Rodent Pest control service in Mumbai, Thane Bandra, Dadar, Vashi, Mulund, Kalyan, Panvel, Andheri, Borivali, Goregaon, Chembur, Kurla, Bhandup, Ghatkopar, Worli, Juhu, Bhandup, Mulund, Bhandup
Rodents, commonly known as rats or mice are among the most widespread & disruptive pests. From homes to factories & hospitals to offices, they can be found even in the best kept premises as long as it provides them food & shelter. Apart from damage to material and furniture, rodents cause food-contamination, diseases and an irreparable damage to your professional and personal reputation.
Rodent, any of more than 2,050 living species of mammals characterized by upper and lower pairs of ever-growing rootless incisor teeth. The impact of these species upon human populations ranges from inconvenient to deadly. Crops are damaged before harvest; stored food is contaminated by rodent waste; water-impounding structures leak from burrowing; and objects are damaged by gnawing. Certain species are reservoirs for diseases such as plague, scrub typhus, rat-bite fever. It is estimated that the Mumbai rat population is at least three per person. Rodent Pest Control provides an integrated solution for Rodent Control in Mumbai.

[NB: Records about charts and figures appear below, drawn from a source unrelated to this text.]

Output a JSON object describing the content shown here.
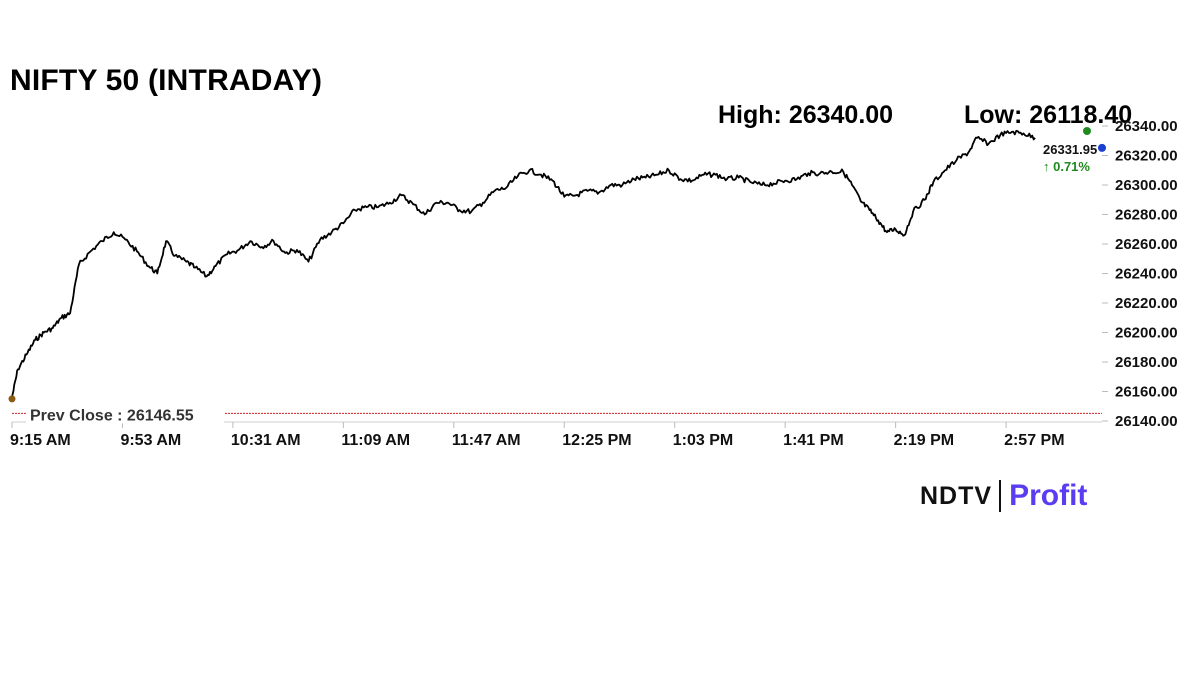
{
  "title": "NIFTY 50 (INTRADAY)",
  "high_label": "High: 26340.00",
  "low_label": "Low: 26118.40",
  "last_value_label": "26331.95",
  "last_change_label": "↑ 0.71%",
  "prev_close_label": "Prev Close : 26146.55",
  "logo": {
    "ndtv": "NDTV",
    "profit": "Profit"
  },
  "colors": {
    "line": "#000000",
    "prev_close": "#cc2222",
    "change_up": "#1f8a1f",
    "marker_high": "#1f8a1f",
    "marker_last": "#1a3fd1",
    "marker_open": "#8b5a14",
    "brand": "#5a3df0"
  },
  "chart_data": {
    "type": "line",
    "title": "NIFTY 50 (INTRADAY)",
    "xlabel": "",
    "ylabel": "",
    "ylim": [
      26140,
      26340
    ],
    "y_ticks": [
      "26140.00",
      "26160.00",
      "26180.00",
      "26200.00",
      "26220.00",
      "26240.00",
      "26260.00",
      "26280.00",
      "26300.00",
      "26320.00",
      "26340.00"
    ],
    "x_ticks": [
      "9:15 AM",
      "9:53 AM",
      "10:31 AM",
      "11:09 AM",
      "11:47 AM",
      "12:25 PM",
      "1:03 PM",
      "1:41 PM",
      "2:19 PM",
      "2:57 PM"
    ],
    "x_range": [
      "9:15 AM",
      "3:30 PM"
    ],
    "grid": false,
    "prev_close": 26146.55,
    "high": 26340.0,
    "low": 26118.4,
    "last": 26331.95,
    "change_pct": 0.71,
    "series": [
      {
        "points": [
          [
            "9:15 AM",
            26156
          ],
          [
            "9:17 AM",
            26175
          ],
          [
            "9:20 AM",
            26185
          ],
          [
            "9:23 AM",
            26195
          ],
          [
            "9:26 AM",
            26200
          ],
          [
            "9:29 AM",
            26203
          ],
          [
            "9:32 AM",
            26210
          ],
          [
            "9:35 AM",
            26213
          ],
          [
            "9:38 AM",
            26246
          ],
          [
            "9:42 AM",
            26255
          ],
          [
            "9:46 AM",
            26262
          ],
          [
            "9:50 AM",
            26268
          ],
          [
            "9:54 AM",
            26263
          ],
          [
            "9:58 AM",
            26255
          ],
          [
            "10:02 AM",
            26245
          ],
          [
            "10:05 AM",
            26240
          ],
          [
            "10:08 AM",
            26262
          ],
          [
            "10:11 AM",
            26252
          ],
          [
            "10:15 AM",
            26248
          ],
          [
            "10:18 AM",
            26244
          ],
          [
            "10:22 AM",
            26238
          ],
          [
            "10:25 AM",
            26245
          ],
          [
            "10:29 AM",
            26253
          ],
          [
            "10:33 AM",
            26256
          ],
          [
            "10:37 AM",
            26262
          ],
          [
            "10:41 AM",
            26258
          ],
          [
            "10:45 AM",
            26262
          ],
          [
            "10:49 AM",
            26254
          ],
          [
            "10:53 AM",
            26256
          ],
          [
            "10:57 AM",
            26248
          ],
          [
            "11:01 AM",
            26263
          ],
          [
            "11:05 AM",
            26268
          ],
          [
            "11:09 AM",
            26274
          ],
          [
            "11:13 AM",
            26283
          ],
          [
            "11:17 AM",
            26285
          ],
          [
            "11:21 AM",
            26285
          ],
          [
            "11:25 AM",
            26288
          ],
          [
            "11:29 AM",
            26293
          ],
          [
            "11:33 AM",
            26287
          ],
          [
            "11:37 AM",
            26280
          ],
          [
            "11:41 AM",
            26288
          ],
          [
            "11:45 AM",
            26288
          ],
          [
            "11:49 AM",
            26283
          ],
          [
            "11:53 AM",
            26282
          ],
          [
            "11:57 AM",
            26288
          ],
          [
            "12:01 PM",
            26296
          ],
          [
            "12:05 PM",
            26298
          ],
          [
            "12:09 PM",
            26306
          ],
          [
            "12:13 PM",
            26310
          ],
          [
            "12:17 PM",
            26307
          ],
          [
            "12:21 PM",
            26303
          ],
          [
            "12:25 PM",
            26292
          ],
          [
            "12:29 PM",
            26293
          ],
          [
            "12:33 PM",
            26296
          ],
          [
            "12:37 PM",
            26295
          ],
          [
            "12:41 PM",
            26300
          ],
          [
            "12:45 PM",
            26300
          ],
          [
            "12:49 PM",
            26304
          ],
          [
            "12:53 PM",
            26305
          ],
          [
            "12:57 PM",
            26307
          ],
          [
            "1:01 PM",
            26310
          ],
          [
            "1:05 PM",
            26304
          ],
          [
            "1:09 PM",
            26303
          ],
          [
            "1:13 PM",
            26307
          ],
          [
            "1:17 PM",
            26307
          ],
          [
            "1:21 PM",
            26304
          ],
          [
            "1:25 PM",
            26305
          ],
          [
            "1:29 PM",
            26302
          ],
          [
            "1:33 PM",
            26300
          ],
          [
            "1:37 PM",
            26301
          ],
          [
            "1:41 PM",
            26303
          ],
          [
            "1:45 PM",
            26304
          ],
          [
            "1:49 PM",
            26308
          ],
          [
            "1:53 PM",
            26308
          ],
          [
            "1:57 PM",
            26309
          ],
          [
            "2:01 PM",
            26309
          ],
          [
            "2:04 PM",
            26300
          ],
          [
            "2:07 PM",
            26289
          ],
          [
            "2:10 PM",
            26283
          ],
          [
            "2:13 PM",
            26276
          ],
          [
            "2:16 PM",
            26268
          ],
          [
            "2:19 PM",
            26270
          ],
          [
            "2:22 PM",
            26266
          ],
          [
            "2:25 PM",
            26282
          ],
          [
            "2:29 PM",
            26290
          ],
          [
            "2:32 PM",
            26302
          ],
          [
            "2:36 PM",
            26310
          ],
          [
            "2:40 PM",
            26317
          ],
          [
            "2:44 PM",
            26322
          ],
          [
            "2:47 PM",
            26332
          ],
          [
            "2:51 PM",
            26328
          ],
          [
            "2:55 PM",
            26334
          ],
          [
            "2:59 PM",
            26336
          ],
          [
            "3:03 PM",
            26335
          ],
          [
            "3:07 PM",
            26332
          ]
        ]
      }
    ]
  }
}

Rodent Control - Baiting Method They also infest offices, shops, godowns etc. Basically, they live indoors. Rats are very suspicious. That is why they cannot be easily controlled by just putting any poison available in the market. Even if some rats eat the poison and die, the remaining learn a lesson and stay away from the poison. This nature of rats is called 'Bait shyness'. To eliminate all the rats, we therefore use a different type of poison - an anti coagulant. It is mixed with a bait material which is very attractive to rats. It is more effective because rats do not die immediately. It creates a deficiency of Vitamin K1. They die only after about four days. They therefore do not become bait-shy and the entire population of rats start eating the bait. And after about 8 days, all the rats die. Vitamin K contributes to the formation of blood clotting factors and in doing so, is converted from an 'active' form to an inactive form. The inactive form is returned to the liver where it is regenerated by an enzyme to be re-used. Once this recycling enzyme is blocked by bromadiolone, the reserves of active vitamin K in the blood are gradually depleted. The rodent dies due to the failure of its blood clotting system. This is very safe to use as theLD50 value is very less.